Board members to tour Teton Valley
as part of annual visit, meeting in District 6
Transportation Board will begin its two-day monthly meeting Wednesday (Aug. 19) with a tour of Teton Valley in District 6. One of the first stops will be at the Conant Creek railroad trestle. Board members will be briefed about the bridge, which has been retrofitted to be used for the Ashton to Tetonia Rail Trail.
The board also will meet with local officials at Driggs City Hall to discuss Driggs Main Street project, reverse diagonal parking in Victor, the Victor transit center, bicycle/pedestrian issues and other transportation issues. The day’s activities also include a tour of the Driggs Airport.
Other board discussion
Idaho traffic crashes 2008 report
Representatives of the Office of Highway Operations and Safety will present the Idaho Traffic Crashes 2008 Report during the business meeting Thursday at the District 6 office in Rigby. The meeting is open to the public.
The report provides data and analysis of the state’s traffic crash problem areas and illustrates progress made. It becomes a reference document, along with other tools, to support the selection of projects and locations for improving highway safety on a statewide and local basis.
Although District 3 had the most fatalities in 2008 with 71, its fatality rate of 10.53 was the lowest in the state. District 4’s fatality rate of 26.08 was the highest. The statewide rate was 15.22. Rates are calculated per 100,000 population. The least number of fatalities (19) occurred in District.
Following are other notable statistics from the 2008 report.
The cost of a fatality was almost $6 million.
The primary contributing factors to traffic deaths were unbelted occupants, alcohol and aggressive driving.
15 to 19-year-old drivers comprised 6 percent of the drivers, but they represented 14 percent of drivers involved in fatal and serious injury crashes.

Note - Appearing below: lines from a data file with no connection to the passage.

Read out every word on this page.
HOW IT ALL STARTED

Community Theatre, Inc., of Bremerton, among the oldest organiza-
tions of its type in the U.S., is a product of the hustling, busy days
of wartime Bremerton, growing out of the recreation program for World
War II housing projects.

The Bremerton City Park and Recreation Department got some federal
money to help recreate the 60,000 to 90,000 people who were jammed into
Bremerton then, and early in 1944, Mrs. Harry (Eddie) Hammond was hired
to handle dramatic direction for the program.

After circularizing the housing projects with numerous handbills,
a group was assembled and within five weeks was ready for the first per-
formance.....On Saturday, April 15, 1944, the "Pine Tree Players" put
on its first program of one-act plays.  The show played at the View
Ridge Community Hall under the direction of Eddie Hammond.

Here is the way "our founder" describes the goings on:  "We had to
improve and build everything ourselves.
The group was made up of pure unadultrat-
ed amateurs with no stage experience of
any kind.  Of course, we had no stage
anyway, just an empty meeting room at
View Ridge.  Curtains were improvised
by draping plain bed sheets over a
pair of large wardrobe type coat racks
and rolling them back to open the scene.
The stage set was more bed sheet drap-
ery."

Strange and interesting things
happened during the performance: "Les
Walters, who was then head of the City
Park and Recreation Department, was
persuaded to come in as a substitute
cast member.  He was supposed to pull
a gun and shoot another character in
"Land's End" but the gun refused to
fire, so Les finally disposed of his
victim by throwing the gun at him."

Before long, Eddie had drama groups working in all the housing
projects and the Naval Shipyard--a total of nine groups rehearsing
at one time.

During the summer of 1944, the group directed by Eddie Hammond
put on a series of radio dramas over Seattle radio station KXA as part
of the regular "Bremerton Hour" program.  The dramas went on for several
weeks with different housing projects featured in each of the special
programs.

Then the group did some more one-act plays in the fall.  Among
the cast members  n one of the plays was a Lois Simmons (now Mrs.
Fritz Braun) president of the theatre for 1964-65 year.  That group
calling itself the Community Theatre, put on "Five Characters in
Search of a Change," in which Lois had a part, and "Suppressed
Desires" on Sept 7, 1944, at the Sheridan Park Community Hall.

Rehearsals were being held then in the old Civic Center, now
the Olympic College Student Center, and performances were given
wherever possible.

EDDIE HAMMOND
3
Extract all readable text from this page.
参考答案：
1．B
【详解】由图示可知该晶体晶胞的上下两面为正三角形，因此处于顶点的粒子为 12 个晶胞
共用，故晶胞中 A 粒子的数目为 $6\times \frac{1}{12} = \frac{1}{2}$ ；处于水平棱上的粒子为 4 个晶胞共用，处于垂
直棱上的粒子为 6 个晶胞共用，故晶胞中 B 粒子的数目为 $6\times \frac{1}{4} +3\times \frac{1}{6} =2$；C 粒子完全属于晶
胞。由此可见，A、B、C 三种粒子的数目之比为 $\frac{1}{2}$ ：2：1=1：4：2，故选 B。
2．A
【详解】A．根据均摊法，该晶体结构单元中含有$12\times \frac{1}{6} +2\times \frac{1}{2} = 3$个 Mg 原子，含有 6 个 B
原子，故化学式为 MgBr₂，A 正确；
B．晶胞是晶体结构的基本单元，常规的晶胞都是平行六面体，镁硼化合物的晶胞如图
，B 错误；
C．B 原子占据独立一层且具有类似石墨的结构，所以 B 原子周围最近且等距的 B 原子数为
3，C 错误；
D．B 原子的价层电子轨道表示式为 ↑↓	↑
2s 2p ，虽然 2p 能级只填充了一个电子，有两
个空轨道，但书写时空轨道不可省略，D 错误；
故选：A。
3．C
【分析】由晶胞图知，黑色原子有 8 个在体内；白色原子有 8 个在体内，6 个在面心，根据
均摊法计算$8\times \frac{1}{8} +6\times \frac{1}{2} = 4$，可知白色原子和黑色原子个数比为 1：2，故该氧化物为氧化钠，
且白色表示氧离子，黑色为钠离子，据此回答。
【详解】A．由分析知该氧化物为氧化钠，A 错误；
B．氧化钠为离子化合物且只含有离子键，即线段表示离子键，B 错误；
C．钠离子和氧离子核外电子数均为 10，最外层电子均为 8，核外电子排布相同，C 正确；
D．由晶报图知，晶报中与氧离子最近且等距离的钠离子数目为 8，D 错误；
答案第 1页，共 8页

48 percent of motorcycle fatalities were single-vehicle crashes.
Eleven pedestrians and two bicyclists were killed.
Forest Highway Program
Proposed changes to the Forest Highway Program will be presented to the board for approval.
The tri-agency group, consisting of ITD, the U.S. Forest Service and the Western Federal Lands Highway Division, met earlier this year to update the program. The average annual funding is approximately $15 million. No match is required for the projects. The American Recovery and Reinvestment Act provided an additional $5.5 million.
Funds are used or projects on designated forest highways, public lands highways, park roads and reservation roads. Eligible activities include planning, research, engineering, highway construction, highway reconstruction, adjacent parking areas, interpretive signs, pedestrian and bicycle facilities, rest areas and visitor centers.
Some of the FY09 projects include:
Banks to Lowman Highway in Boise County: safety and guardrail improvements
Enaville-Thompson Pass Road in Shoshone County: overlay 13 miles
Salmon River Road in Idaho County: reconstruction
ITD policy requires that all uncollectible accounts exceeding $1,000 be reviewed and approved for write-off by the board. The director or a designee reviews and approves for write-off all accounts less than $1,000. For FY09, staff determined 41 accounts totaling about $23,000 to be uncollectible. It requested board approval to write off eight accounts totaling $16,684. A total of 33 accounts in amounts less than $1,000 have been determined as uncollectible. The total of those accounts is $6,350.
This compares with 119 accounts in excess of $75,000 last year.
The outstanding receivables are more than three years delinquent. Customers are not allowed to do business with ITD until their deficiencies are paid or statute of limitations is reached. Most of the accounts are related to damage claims, registrations and mileage tax fees.